Стампал в ожидании ждёт ответа.
– Такой же, как остальные, – говорю. – Не знаю, что за явление происходит с местными. Болезнь, паразит или грибок, что превращает мозг в кисель. Нам нужно убираться отсюда, пока эта штука не перекинулась и на нас. Ничего мы здесь не добьёмся.
Остальные согласно кивают.
Двигаемся на восток, обратно к хребту. Наш поход не провален – он изначально был бессмысленным, но я хотя бы узнал, что именно из себя представляет Карут.
– Я такой херни никогда не видел! – заявляет Симон. – Утром я думал, что это они похищают наших жителей, кто забредёт достаточно далеко на восток, а они даже собственного имени вспомнить не смогут!
– Ага, – говорю. – Судя по их домам, тут сменяются поколения, а они всё такие же вялые и безжизненные. Удивительно, как у мужчин находятся силы и желание, чтобы возлежать с женщинами.
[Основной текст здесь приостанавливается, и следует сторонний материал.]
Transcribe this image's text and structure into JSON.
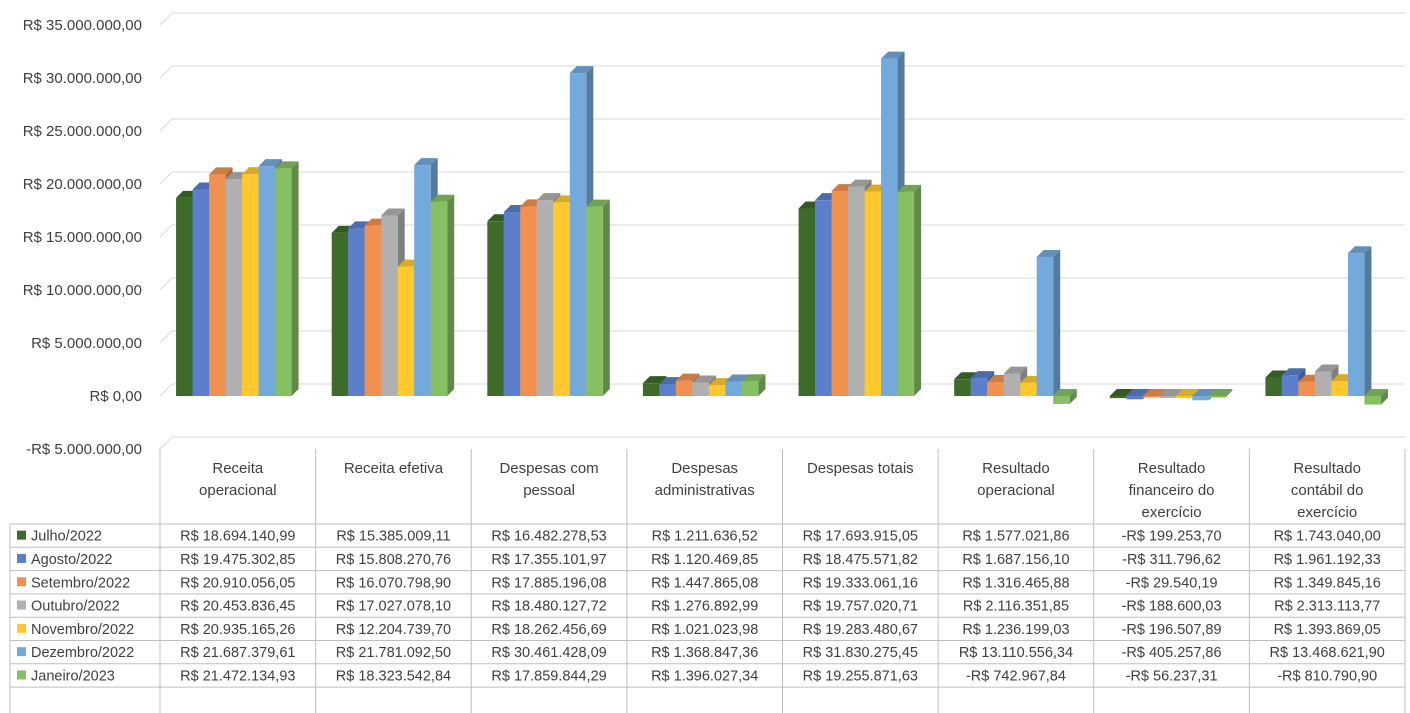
{
  "chart_data": {
    "type": "bar",
    "title": "",
    "xlabel": "",
    "ylabel": "",
    "ylim": [
      -5000000,
      35000000
    ],
    "y_ticks": [
      {
        "value": 35000000,
        "label": "R$ 35.000.000,00"
      },
      {
        "value": 30000000,
        "label": "R$ 30.000.000,00"
      },
      {
        "value": 25000000,
        "label": "R$ 25.000.000,00"
      },
      {
        "value": 20000000,
        "label": "R$ 20.000.000,00"
      },
      {
        "value": 15000000,
        "label": "R$ 15.000.000,00"
      },
      {
        "value": 10000000,
        "label": "R$ 10.000.000,00"
      },
      {
        "value": 5000000,
        "label": "R$ 5.000.000,00"
      },
      {
        "value": 0,
        "label": "R$ 0,00"
      },
      {
        "value": -5000000,
        "label": "-R$ 5.000.000,00"
      }
    ],
    "grid": true,
    "legend_position": "bottom-left (data table)",
    "categories": [
      [
        "Receita",
        "operacional"
      ],
      [
        "Receita efetiva"
      ],
      [
        "Despesas com",
        "pessoal"
      ],
      [
        "Despesas",
        "administrativas"
      ],
      [
        "Despesas totais"
      ],
      [
        "Resultado",
        "operacional"
      ],
      [
        "Resultado",
        "financeiro do",
        "exercício"
      ],
      [
        "Resultado",
        "contábil do",
        "exercício"
      ]
    ],
    "series": [
      {
        "name": "Julho/2022",
        "color": "#3e6b2a",
        "values": [
          18694140.99,
          15385009.11,
          16482278.53,
          1211636.52,
          17693915.05,
          1577021.86,
          -199253.7,
          1743040.0
        ],
        "labels": [
          "R$ 18.694.140,99",
          "R$ 15.385.009,11",
          "R$ 16.482.278,53",
          "R$ 1.211.636,52",
          "R$ 17.693.915,05",
          "R$ 1.577.021,86",
          "-R$ 199.253,70",
          "R$ 1.743.040,00"
        ]
      },
      {
        "name": "Agosto/2022",
        "color": "#5b7fcb",
        "values": [
          19475302.85,
          15808270.76,
          17355101.97,
          1120469.85,
          18475571.82,
          1687156.1,
          -311796.62,
          1961192.33
        ],
        "labels": [
          "R$ 19.475.302,85",
          "R$ 15.808.270,76",
          "R$ 17.355.101,97",
          "R$ 1.120.469,85",
          "R$ 18.475.571,82",
          "R$ 1.687.156,10",
          "-R$ 311.796,62",
          "R$ 1.961.192,33"
        ]
      },
      {
        "name": "Setembro/2022",
        "color": "#f0914f",
        "values": [
          20910056.05,
          16070798.9,
          17885196.08,
          1447865.08,
          19333061.16,
          1316465.88,
          -29540.19,
          1349845.16
        ],
        "labels": [
          "R$ 20.910.056,05",
          "R$ 16.070.798,90",
          "R$ 17.885.196,08",
          "R$ 1.447.865,08",
          "R$ 19.333.061,16",
          "R$ 1.316.465,88",
          "-R$ 29.540,19",
          "R$ 1.349.845,16"
        ]
      },
      {
        "name": "Outubro/2022",
        "color": "#b0b0b0",
        "values": [
          20453836.45,
          17027078.1,
          18480127.72,
          1276892.99,
          19757020.71,
          2116351.85,
          -188600.03,
          2313113.77
        ],
        "labels": [
          "R$ 20.453.836,45",
          "R$ 17.027.078,10",
          "R$ 18.480.127,72",
          "R$ 1.276.892,99",
          "R$ 19.757.020,71",
          "R$ 2.116.351,85",
          "-R$ 188.600,03",
          "R$ 2.313.113,77"
        ]
      },
      {
        "name": "Novembro/2022",
        "color": "#ffc82c",
        "values": [
          20935165.26,
          12204739.7,
          18262456.69,
          1021023.98,
          19283480.67,
          1236199.03,
          -196507.89,
          1393869.05
        ],
        "labels": [
          "R$ 20.935.165,26",
          "R$ 12.204.739,70",
          "R$ 18.262.456,69",
          "R$ 1.021.023,98",
          "R$ 19.283.480,67",
          "R$ 1.236.199,03",
          "-R$ 196.507,89",
          "R$ 1.393.869,05"
        ]
      },
      {
        "name": "Dezembro/2022",
        "color": "#74a9dc",
        "values": [
          21687379.61,
          21781092.5,
          30461428.09,
          1368847.36,
          31830275.45,
          13110556.34,
          -405257.86,
          13468621.9
        ],
        "labels": [
          "R$ 21.687.379,61",
          "R$ 21.781.092,50",
          "R$ 30.461.428,09",
          "R$ 1.368.847,36",
          "R$ 31.830.275,45",
          "R$ 13.110.556,34",
          "-R$ 405.257,86",
          "R$ 13.468.621,90"
        ]
      },
      {
        "name": "Janeiro/2023",
        "color": "#86c063",
        "values": [
          21472134.93,
          18323542.84,
          17859844.29,
          1396027.34,
          19255871.63,
          -742967.84,
          -56237.31,
          -810790.9
        ],
        "labels": [
          "R$ 21.472.134,93",
          "R$ 18.323.542,84",
          "R$ 17.859.844,29",
          "R$ 1.396.027,34",
          "R$ 19.255.871,63",
          "-R$ 742.967,84",
          "-R$ 56.237,31",
          "-R$ 810.790,90"
        ]
      }
    ]
  }
}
– Это точно что-то ненормальное!
Останавливаемся в лесу на ночлег, поскольку уже поздно и совсем скоро окончательно стемнеет. После прошедшего дождя разводить костры удаётся с большим трудом, но спать без них – попросту невозможно из-за мокрой одежды. Жители четырёх деревень снимают с себя броню, развешивают на кривых ветках перекошенных и вывернутых деревьев. Остаются в одних поддоспешниках.
Эта ночь, на удивление, проходит неожиданно хорошо.
Впервые за долгие недели у меня получается сомкнуть глаза и я тут же погружаюсь в приятные сновидения, восстанавливаю силы, набираюсь бодрости. Какое же это удовольствие просто спать!
Однако наутро, когда окружающая местность светлеет, оказывается, что я – единственный бодрствующий из всех. Шестьсот человек спят и никто из них не хочет просыпаться.
Глава 25
Спят все вокруг.
Не раздаётся ни храпа, ни сонного бормотания. Шестьсот человек лежат на подстилках без движения. Обычно деревенские жители просыпаются с зарёй, но сейчас никто из них даже глаз не открыл. Более того, дозорные тоже спят. Вокруг не осталось ни одного человека в сознании.
– Кушать подано! – заявляет Хума.
Во всей округе только я, да летучая мышь – единственные мыслящие существа. Неприятное чувство тревоги просыпается в районе живота.
– Вардис, – говорю.
Пытаюсь растолкать брата, но он лежит на боку и мирно посапывает.
– Буг!
Та же реакция.
Оглядываюсь по сторонам и не вижу ни одного человека, кто хотя бы ворочался во сне. Все лежат неподвижно, точно мёртвые. Выглядит словно поле боя после очень жёсткого сражения, только крови нигде нет.
– Лира, – трясу девушку, лежащую неподалёку.